# First Solo Metric Century



## zriggle (Apr 16, 2008)

Route:
https://goo.gl/bSpW

All Pictures:
https://goo.gl/viFm


----------



## MercRidnMike (Dec 19, 2006)

Congrats on the first metric century (M), Zriggle!

Next step, an imperial century (C)  Then you might get crazy and try a double-M


----------



## Mr. Versatile (Nov 24, 2005)

Congrats! Nice looking bike, too. I like the green tires.


----------



## f3rg (May 11, 2008)

Metric doesn't count.


----------



## Peanya (Jun 12, 2008)

Just noticed this section of the forums today. Have I been blind? 
Zack, if you ever make it back to Houston, we can ride together.


----------



## LostViking (Jul 18, 2008)

Nice ride. Good prep for a "Imperial" Century...any plans?


----------



## Solopc (Sep 9, 2008)

Congrats on your first metric! Your numbers are pretty close to mine for a metric distance with a similar route profile. So you are easily on your way to an imperial century.

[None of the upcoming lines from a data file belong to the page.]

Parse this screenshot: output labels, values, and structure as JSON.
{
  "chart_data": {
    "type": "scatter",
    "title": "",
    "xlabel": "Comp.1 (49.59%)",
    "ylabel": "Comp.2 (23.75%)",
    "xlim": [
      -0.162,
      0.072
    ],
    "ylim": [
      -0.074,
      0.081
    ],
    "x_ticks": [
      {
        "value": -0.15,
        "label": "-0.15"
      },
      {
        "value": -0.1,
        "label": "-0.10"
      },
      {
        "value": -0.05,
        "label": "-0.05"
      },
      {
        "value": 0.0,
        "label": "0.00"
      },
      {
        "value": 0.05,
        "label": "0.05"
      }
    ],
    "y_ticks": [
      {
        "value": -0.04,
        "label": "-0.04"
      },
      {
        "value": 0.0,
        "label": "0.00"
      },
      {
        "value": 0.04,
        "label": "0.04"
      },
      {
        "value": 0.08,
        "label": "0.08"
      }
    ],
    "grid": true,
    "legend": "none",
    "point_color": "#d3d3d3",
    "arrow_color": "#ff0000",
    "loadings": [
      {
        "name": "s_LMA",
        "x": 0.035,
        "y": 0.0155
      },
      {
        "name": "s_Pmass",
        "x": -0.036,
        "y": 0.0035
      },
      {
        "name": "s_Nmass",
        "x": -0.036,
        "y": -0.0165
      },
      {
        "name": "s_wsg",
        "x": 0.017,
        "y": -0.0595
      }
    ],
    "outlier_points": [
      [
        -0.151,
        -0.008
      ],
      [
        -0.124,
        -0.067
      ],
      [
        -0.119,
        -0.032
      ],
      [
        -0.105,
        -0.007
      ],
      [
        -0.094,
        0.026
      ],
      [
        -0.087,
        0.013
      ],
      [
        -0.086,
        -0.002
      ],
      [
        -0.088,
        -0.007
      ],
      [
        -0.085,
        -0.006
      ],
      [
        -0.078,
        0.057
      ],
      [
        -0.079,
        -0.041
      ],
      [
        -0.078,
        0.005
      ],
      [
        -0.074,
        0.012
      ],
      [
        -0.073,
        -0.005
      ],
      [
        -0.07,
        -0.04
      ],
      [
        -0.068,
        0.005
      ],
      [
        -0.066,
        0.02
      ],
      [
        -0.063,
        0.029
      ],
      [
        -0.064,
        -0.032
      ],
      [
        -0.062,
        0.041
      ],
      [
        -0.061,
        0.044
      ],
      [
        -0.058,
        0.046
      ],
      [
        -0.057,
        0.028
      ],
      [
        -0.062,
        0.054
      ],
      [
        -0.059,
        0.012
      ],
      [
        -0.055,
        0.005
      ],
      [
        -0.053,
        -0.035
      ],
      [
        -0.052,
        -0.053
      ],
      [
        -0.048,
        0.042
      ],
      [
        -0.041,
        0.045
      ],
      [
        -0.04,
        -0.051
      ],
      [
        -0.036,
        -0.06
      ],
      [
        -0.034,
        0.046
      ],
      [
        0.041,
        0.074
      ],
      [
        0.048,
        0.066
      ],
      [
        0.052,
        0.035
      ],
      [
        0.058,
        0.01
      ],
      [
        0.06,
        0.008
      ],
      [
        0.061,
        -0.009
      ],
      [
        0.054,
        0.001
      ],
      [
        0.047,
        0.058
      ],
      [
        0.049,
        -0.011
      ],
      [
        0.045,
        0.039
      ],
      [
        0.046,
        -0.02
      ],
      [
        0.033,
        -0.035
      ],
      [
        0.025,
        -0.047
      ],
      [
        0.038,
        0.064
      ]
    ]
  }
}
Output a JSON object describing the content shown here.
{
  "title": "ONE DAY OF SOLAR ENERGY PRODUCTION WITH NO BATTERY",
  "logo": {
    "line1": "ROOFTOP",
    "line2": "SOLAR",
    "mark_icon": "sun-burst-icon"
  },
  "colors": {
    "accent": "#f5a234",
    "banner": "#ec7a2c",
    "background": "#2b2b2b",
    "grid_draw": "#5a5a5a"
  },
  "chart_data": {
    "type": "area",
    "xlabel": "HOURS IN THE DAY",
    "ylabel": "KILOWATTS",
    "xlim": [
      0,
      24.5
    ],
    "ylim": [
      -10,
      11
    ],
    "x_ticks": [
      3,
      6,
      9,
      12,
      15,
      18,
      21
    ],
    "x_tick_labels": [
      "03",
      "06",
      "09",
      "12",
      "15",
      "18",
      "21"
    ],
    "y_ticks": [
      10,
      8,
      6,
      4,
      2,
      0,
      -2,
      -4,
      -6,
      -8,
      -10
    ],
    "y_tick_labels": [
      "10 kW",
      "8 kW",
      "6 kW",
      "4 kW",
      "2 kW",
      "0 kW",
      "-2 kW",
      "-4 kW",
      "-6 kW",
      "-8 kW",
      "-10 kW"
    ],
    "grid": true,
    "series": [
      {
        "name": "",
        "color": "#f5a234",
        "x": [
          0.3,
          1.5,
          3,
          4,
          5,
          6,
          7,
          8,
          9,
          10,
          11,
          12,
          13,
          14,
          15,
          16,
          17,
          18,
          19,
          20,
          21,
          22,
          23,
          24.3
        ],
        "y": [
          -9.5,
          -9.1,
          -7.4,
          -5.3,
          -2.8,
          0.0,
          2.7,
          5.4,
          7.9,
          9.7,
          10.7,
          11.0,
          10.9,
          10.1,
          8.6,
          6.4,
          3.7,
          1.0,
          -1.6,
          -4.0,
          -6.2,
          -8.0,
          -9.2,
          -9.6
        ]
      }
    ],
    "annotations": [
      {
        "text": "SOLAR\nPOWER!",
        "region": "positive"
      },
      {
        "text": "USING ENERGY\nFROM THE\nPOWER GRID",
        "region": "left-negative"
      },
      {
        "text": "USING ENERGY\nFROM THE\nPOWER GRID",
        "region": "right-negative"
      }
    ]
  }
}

I recently completed my first imperial century and it does get exponentially more difficult toward the end of that distance especially if there is more climbing involved. My first imperial was actually 109miles and with 6500ft of climbing and 6500ft of descents, some very technical and fast, 78km/h and I was scrubbing speed off. I did 95% of that solo.

The lessons I learned from that are as follows. Your nutrition is paramount. Pack your own food, ie gels, gu, whatever for electrolytes. I used food provided by the event I was in, and sufferred big time with gastrointesinal distress about 10km after ingesting it at the 40km mark. In fact, I would test whatever you plan to use on your current metric rides. On top of that start eating 1/2hr into the ride. I started eating at the 90min mark and that was a mistake apparently when I read literature from some coaches(a little too late for me). Salt pills helped me, as did tums. The magnesium in the tums along with the salt seemed to calm my cramps that I hit on the 2nd to last big climb on my imperial ride. You'll probably want to go slightly slower, 25/26km/h to cover the distance too.

Either way, you can do it. My 177km distance took 7:15 ride time even with the slowing due to cramping and the amount of climbing I had to do. Just go for it, 100miles is just another number...


----------



## RS2 Rider (Oct 14, 2008)

Nice job...keep on pedaling, we believe in you!!


----------